Ketika para penyair sibuk memilih diksi untuk mengungkapkan perasaan mereka. Aku malah sibuk memikirkan diriku sendiri.
Aku Aluna.
Sekarang aku sudah bermetamorfosis, menjelma menjadi kupu-kupu jalang yang indah. Warna sayapku keemasan bercampur jingga. Dan putik mataku bercahaya biru.
Lalu aku mencari tahu. Siapa kini yang peduli pada seekor kupu-kupu yang terbang berkeliaran di sudut kota? Setelah laki-laki 'milik Ibu' itu berhasil merenggut mahkotaku---secara paksa, seperti tangan Ibu saat menjambak rambutku. Di sore yang amat kubenci itu.
"Jangan menangis!" aku memarahi diriku sendiri. "Semua sudah terjadi. Airmata tak akan mampu menyelesaikan masalah."
Aku berdiri tegak. Mengangkat daguku sedikit. Angkuh.
Seorang perempuan bertubuh tambun memberi tanda dengan mengedikkan kepala tuanya sedikit ke arahku.

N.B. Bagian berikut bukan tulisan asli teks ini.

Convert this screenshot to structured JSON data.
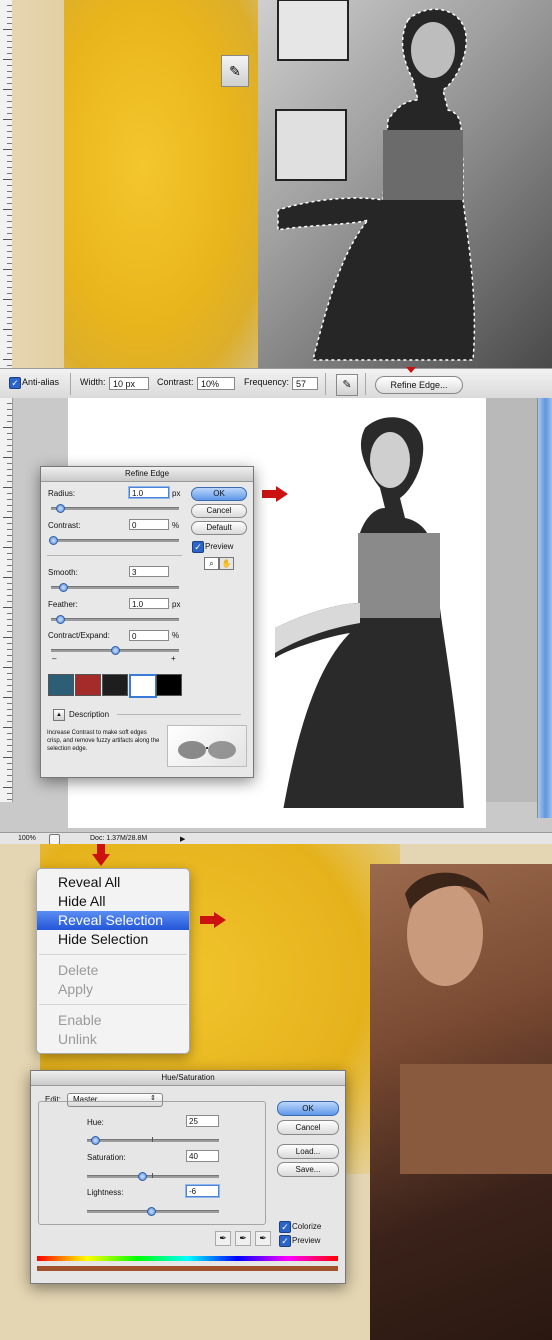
{
  "toolbar": {
    "anti_alias_label": "Anti-alias",
    "width_label": "Width:",
    "width_value": "10 px",
    "contrast_label": "Contrast:",
    "contrast_value": "10%",
    "frequency_label": "Frequency:",
    "frequency_value": "57",
    "refine_edge_button": "Refine Edge..."
  },
  "refine_edge": {
    "title": "Refine Edge",
    "radius_label": "Radius:",
    "radius_value": "1.0",
    "radius_unit": "px",
    "contrast_label": "Contrast:",
    "contrast_value": "0",
    "contrast_unit": "%",
    "smooth_label": "Smooth:",
    "smooth_value": "3",
    "feather_label": "Feather:",
    "feather_value": "1.0",
    "feather_unit": "px",
    "contract_label": "Contract/Expand:",
    "contract_value": "0",
    "contract_unit": "%",
    "minus": "–",
    "plus": "+",
    "ok_button": "OK",
    "cancel_button": "Cancel",
    "default_button": "Default",
    "preview_label": "Preview",
    "description_label": "Description",
    "description_text": "Increase Contrast to make soft edges crisp, and remove fuzzy artifacts along the selection edge."
  },
  "status_bar": {
    "zoom": "100%",
    "doc_info": "Doc: 1.37M/28.8M"
  },
  "context_menu": {
    "items": [
      {
        "label": "Reveal All",
        "state": "enabled"
      },
      {
        "label": "Hide All",
        "state": "enabled"
      },
      {
        "label": "Reveal Selection",
        "state": "selected"
      },
      {
        "label": "Hide Selection",
        "state": "enabled"
      },
      {
        "label": "Delete",
        "state": "disabled"
      },
      {
        "label": "Apply",
        "state": "disabled"
      },
      {
        "label": "Enable",
        "state": "disabled"
      },
      {
        "label": "Unlink",
        "state": "disabled"
      }
    ]
  },
  "hue_saturation": {
    "title": "Hue/Saturation",
    "edit_label": "Edit:",
    "edit_value": "Master",
    "hue_label": "Hue:",
    "hue_value": "25",
    "saturation_label": "Saturation:",
    "saturation_value": "40",
    "lightness_label": "Lightness:",
    "lightness_value": "-6",
    "ok_button": "OK",
    "cancel_button": "Cancel",
    "load_button": "Load...",
    "save_button": "Save...",
    "colorize_label": "Colorize",
    "preview_label": "Preview"
  },
  "colors": {
    "accent_blue": "#2255d8",
    "arrow_red": "#cc1111",
    "photoshop_yellow": "#ebb71e",
    "sepia_bar": "#a0522d"
  }
}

"Tamu pertamamu hari ini, Aluna," perempuan itu menatapku dengan tatap nyalang. Ada bayang-bayang lembar uang melintas di kornea matanya.
Aku berjalan anggun mendekati laki-laki pertama yang menginginkanku. Laki-laki setengah umur yang lebih pantas menjadi Ayahku. Yang dari mulutnya menguar aroma alkohol amat menyengat. Membuat perutku mual dan nyaris muntah.Â
"Sekarang?" aku menantang. Laki-laki itu mengangguk. Senang.
Kami tak banyak bicara. Berjalan beriringan memasuki sebuah kamar bernomor ganjil. 13. Nomor favoritku.